Dabei kann sie kämpfen, wenn es drauf ankommt. Sie weiß, dass die bevorstehenden Jahre im Parlament auch Entbehrungen mit sich bringen. „Keine Freizeit mehr, weniger Freunde treffen, weniger Sport machen.“ Auch ihre kleine Familie, sie ist verheiratet und hat eine Tochter, wird gemeinsame Zeit entbehren.

Bisher sind die Termine noch überschaubar. Sitzung parlamentarische Linke, danach Fraktionssitzung, anschließend nach Hause, ihren 38. Geburstag feiern.

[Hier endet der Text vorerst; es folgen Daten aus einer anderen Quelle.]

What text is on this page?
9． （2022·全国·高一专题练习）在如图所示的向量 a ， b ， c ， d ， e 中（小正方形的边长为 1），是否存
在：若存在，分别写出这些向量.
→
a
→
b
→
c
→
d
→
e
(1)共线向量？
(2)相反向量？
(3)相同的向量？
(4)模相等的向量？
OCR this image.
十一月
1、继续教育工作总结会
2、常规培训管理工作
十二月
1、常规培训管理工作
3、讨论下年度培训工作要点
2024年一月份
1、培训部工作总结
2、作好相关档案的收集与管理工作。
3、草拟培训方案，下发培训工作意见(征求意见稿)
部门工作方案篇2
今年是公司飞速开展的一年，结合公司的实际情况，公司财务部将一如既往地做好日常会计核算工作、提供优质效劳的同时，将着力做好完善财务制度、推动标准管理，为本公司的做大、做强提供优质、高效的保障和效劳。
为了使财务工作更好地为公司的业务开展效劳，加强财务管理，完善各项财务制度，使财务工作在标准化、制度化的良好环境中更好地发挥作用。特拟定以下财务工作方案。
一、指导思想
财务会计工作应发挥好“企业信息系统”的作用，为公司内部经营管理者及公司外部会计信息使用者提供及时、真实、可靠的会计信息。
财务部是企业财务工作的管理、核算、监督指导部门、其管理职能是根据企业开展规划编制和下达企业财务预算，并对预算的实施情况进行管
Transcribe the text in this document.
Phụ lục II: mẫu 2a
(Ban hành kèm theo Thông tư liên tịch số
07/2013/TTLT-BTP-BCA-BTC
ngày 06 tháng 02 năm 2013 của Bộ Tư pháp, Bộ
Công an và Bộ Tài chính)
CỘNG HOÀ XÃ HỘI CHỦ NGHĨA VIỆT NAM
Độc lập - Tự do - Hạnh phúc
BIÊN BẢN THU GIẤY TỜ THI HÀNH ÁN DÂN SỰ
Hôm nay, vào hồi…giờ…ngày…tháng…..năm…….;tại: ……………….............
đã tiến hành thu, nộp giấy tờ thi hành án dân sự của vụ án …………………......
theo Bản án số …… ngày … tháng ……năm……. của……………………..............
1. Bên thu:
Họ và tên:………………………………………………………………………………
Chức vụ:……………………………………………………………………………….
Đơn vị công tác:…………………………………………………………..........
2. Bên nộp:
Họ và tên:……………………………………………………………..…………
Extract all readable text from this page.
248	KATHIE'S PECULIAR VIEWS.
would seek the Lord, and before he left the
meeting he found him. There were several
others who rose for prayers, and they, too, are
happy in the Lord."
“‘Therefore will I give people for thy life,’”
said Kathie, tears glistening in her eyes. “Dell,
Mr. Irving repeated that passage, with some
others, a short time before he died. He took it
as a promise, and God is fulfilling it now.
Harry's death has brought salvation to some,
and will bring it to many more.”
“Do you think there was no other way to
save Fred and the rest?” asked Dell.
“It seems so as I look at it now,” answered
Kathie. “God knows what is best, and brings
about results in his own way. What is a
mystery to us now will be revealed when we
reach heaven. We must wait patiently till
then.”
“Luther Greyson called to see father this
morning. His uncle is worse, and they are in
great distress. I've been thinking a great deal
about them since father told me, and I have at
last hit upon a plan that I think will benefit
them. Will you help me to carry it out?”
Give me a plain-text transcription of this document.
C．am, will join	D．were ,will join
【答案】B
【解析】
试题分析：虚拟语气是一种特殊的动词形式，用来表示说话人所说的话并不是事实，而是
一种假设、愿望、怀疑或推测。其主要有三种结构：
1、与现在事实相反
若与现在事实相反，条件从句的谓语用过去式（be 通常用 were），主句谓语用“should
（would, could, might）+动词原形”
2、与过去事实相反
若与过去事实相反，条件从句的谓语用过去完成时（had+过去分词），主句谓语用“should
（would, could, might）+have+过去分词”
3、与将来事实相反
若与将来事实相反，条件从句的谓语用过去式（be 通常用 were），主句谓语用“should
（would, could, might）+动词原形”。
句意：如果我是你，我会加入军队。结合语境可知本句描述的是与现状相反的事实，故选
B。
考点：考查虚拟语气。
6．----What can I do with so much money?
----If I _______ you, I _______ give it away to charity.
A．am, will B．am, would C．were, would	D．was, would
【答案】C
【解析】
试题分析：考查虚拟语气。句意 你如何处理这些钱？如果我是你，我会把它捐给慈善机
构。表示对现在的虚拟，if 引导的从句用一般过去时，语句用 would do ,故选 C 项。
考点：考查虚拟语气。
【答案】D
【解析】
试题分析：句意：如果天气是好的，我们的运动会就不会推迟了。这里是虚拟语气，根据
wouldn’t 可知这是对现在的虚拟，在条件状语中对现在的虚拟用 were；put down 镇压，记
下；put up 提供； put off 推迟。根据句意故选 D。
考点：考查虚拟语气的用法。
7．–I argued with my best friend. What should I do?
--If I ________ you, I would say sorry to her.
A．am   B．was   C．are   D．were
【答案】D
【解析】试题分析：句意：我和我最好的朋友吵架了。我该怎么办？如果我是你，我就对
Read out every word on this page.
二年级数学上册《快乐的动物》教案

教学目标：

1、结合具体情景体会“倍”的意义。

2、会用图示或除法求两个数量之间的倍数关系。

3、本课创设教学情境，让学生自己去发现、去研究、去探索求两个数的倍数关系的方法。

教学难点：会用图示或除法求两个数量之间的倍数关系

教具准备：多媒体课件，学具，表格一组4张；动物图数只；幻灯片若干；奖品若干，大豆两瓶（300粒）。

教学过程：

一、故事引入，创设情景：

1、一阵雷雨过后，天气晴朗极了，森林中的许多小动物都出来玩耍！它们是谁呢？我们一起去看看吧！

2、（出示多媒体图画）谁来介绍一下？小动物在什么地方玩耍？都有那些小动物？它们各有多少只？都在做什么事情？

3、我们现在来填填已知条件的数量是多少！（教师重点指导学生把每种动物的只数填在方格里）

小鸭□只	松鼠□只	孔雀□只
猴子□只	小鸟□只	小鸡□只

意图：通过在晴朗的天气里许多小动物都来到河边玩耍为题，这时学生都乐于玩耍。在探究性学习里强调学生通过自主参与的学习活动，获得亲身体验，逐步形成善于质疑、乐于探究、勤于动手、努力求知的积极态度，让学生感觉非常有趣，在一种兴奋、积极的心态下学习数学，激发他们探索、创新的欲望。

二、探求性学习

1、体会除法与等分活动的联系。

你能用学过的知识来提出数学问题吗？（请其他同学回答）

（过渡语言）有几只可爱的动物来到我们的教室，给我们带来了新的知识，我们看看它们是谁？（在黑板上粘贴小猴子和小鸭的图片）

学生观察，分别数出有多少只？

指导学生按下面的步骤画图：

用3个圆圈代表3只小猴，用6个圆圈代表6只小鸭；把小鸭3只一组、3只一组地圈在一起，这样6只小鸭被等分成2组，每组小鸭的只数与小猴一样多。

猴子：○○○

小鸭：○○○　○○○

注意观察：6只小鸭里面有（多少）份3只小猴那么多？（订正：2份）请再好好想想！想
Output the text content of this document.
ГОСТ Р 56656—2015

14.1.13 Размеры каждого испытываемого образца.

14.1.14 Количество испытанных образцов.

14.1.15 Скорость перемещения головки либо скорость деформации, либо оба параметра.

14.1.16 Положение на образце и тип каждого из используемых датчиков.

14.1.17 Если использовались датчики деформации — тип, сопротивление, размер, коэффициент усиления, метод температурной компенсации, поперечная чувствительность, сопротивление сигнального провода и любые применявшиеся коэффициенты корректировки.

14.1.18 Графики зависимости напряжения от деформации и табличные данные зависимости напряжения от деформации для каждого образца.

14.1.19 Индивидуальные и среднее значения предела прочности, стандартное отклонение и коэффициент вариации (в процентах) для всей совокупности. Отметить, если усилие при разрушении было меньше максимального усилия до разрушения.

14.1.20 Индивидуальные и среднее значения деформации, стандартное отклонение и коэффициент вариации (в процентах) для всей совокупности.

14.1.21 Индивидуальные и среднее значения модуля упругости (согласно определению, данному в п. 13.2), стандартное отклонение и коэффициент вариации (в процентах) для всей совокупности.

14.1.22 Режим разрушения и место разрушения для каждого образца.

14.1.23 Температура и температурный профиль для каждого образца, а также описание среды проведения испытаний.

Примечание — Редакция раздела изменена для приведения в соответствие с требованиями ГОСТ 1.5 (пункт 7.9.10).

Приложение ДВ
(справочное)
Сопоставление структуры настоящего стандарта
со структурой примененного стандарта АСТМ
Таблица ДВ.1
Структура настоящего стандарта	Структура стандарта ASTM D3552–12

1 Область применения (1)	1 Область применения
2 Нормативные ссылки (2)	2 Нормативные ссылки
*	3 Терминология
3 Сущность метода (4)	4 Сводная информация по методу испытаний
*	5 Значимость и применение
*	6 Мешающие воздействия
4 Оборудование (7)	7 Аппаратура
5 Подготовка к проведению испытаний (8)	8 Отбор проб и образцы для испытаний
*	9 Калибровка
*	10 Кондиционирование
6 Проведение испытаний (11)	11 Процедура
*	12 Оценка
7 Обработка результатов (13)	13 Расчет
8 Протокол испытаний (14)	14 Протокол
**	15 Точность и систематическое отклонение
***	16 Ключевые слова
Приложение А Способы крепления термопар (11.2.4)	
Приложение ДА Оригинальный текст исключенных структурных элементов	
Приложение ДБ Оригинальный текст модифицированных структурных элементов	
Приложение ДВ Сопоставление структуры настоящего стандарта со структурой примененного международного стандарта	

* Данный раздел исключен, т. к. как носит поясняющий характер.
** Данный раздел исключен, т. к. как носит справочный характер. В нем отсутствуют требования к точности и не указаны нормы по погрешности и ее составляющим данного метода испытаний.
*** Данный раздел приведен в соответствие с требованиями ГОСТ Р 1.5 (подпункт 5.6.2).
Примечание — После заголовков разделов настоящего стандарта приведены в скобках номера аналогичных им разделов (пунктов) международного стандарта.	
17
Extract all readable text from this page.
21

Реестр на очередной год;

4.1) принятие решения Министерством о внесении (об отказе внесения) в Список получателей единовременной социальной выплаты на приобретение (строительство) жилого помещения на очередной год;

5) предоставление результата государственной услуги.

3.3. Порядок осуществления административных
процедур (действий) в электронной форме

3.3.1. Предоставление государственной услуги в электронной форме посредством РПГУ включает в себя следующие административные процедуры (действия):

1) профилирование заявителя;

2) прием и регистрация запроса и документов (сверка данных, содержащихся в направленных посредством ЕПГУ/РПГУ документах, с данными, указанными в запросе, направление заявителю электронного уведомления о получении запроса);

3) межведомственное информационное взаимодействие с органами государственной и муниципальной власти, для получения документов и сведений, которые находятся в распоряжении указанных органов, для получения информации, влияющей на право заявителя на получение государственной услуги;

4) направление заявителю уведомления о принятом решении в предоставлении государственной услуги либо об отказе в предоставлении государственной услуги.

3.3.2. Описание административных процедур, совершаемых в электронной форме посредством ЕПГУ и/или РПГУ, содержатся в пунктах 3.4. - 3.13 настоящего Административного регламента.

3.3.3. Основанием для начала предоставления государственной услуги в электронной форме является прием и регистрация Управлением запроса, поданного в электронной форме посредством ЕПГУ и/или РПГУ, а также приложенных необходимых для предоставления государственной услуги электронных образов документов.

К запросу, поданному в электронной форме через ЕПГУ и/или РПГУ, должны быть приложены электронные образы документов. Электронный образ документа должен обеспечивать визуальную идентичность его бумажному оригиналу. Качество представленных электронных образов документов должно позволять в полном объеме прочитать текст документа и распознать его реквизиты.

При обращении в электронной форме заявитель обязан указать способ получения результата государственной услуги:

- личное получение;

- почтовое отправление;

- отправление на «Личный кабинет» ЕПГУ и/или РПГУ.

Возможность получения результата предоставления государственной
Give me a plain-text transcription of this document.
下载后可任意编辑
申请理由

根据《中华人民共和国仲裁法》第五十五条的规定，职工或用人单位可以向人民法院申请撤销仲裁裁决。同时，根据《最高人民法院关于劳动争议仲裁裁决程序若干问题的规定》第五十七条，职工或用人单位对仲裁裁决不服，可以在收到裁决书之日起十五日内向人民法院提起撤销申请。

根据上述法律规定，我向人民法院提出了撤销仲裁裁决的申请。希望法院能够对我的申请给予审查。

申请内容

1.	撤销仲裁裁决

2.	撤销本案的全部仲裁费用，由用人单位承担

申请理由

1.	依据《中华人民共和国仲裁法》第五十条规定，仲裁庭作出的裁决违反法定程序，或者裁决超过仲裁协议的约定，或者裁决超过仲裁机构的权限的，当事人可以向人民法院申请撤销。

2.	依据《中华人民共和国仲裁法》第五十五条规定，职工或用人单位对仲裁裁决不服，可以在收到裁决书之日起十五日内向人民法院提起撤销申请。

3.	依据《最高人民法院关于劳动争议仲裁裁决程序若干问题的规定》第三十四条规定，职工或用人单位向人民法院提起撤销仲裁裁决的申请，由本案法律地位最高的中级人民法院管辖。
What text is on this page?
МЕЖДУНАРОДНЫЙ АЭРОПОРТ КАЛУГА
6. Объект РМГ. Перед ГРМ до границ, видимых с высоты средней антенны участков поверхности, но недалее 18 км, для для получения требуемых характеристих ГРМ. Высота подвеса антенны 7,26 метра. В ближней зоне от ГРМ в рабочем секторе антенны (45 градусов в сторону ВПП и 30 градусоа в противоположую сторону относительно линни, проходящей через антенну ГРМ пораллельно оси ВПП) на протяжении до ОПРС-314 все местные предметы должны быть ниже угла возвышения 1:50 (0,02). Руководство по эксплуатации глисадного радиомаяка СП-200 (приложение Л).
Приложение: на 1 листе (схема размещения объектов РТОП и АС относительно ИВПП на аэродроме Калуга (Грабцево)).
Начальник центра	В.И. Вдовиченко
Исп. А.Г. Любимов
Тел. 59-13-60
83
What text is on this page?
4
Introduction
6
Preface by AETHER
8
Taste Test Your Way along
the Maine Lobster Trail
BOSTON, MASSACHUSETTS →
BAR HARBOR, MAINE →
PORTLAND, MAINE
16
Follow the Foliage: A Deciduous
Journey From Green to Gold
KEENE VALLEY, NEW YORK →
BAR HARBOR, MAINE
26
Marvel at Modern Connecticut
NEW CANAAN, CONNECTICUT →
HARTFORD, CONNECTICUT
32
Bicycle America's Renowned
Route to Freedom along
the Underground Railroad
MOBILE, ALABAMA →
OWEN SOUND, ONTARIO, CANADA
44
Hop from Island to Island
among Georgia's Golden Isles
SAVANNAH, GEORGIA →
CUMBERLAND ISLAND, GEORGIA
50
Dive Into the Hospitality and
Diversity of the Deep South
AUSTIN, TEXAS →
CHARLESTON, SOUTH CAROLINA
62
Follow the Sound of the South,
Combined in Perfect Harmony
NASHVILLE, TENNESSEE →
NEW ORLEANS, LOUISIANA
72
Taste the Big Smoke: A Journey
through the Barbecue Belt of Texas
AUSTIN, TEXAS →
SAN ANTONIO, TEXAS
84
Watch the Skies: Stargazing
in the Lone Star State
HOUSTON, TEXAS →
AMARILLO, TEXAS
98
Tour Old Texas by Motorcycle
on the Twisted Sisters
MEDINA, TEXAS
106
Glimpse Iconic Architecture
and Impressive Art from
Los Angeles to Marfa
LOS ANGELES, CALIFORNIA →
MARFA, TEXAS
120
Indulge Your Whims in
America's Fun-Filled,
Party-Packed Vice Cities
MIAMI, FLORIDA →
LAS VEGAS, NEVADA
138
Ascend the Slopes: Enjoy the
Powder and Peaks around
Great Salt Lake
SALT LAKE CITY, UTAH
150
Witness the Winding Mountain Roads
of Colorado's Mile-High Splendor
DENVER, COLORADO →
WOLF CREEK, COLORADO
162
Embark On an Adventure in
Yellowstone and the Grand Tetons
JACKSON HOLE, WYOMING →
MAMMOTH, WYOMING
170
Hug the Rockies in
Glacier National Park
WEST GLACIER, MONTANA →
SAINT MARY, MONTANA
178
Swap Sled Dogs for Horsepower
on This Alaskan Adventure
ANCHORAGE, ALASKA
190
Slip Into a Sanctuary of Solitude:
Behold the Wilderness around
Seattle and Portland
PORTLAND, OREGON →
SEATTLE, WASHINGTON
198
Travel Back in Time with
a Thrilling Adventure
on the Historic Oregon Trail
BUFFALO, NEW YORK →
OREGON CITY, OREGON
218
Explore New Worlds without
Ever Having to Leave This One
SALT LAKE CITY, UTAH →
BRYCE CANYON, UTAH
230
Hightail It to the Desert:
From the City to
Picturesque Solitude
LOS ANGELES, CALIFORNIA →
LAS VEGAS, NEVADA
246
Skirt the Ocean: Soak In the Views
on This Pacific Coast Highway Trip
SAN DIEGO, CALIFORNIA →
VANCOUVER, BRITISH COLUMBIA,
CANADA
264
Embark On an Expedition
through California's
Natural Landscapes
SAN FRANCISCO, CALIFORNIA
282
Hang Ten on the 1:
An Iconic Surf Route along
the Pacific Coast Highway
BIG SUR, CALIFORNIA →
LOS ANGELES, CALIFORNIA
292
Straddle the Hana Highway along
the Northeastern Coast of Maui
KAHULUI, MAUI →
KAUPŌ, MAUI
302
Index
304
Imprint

Wird sie Ströbeles Erbe antreten?

Einen Tag später wird sie ihre ersten Mitarbeiter einstellen, ganz alleine, ohne Personalrat oder Frauenbeauftragte, sie lacht mit einem dunklen, samtenen Timbre, lässt sich in die Lehne ihrer Sitzbank in der Mitarbeiterkantine fallen. Gerade hatte sie noch das Mitbestimmungssystem bei Volkswagen gelobt, ihrem bisherigen Arbeitgeber. In Wolfsburg war sie für volkswirtschaftliche Analysen zuständig, ganz ihr Fachgebiet. Ihr Chef dort habe sie ungern gehen lassen, sich aber gleichzeitig mit ihr gefreut. Sie hat jetzt ein „ruhendes Arbeitsverhältnis mit Wiedereinstellungszusage“. Sehr sozial, dieser Arbeitgeber. Dabei ist Kiziltepe zuversichtlich, in vier Jahren das Direktmandat zu holen. Wenn Ströbele mit 78 Jahren in den verspäteten Ruhestand geht.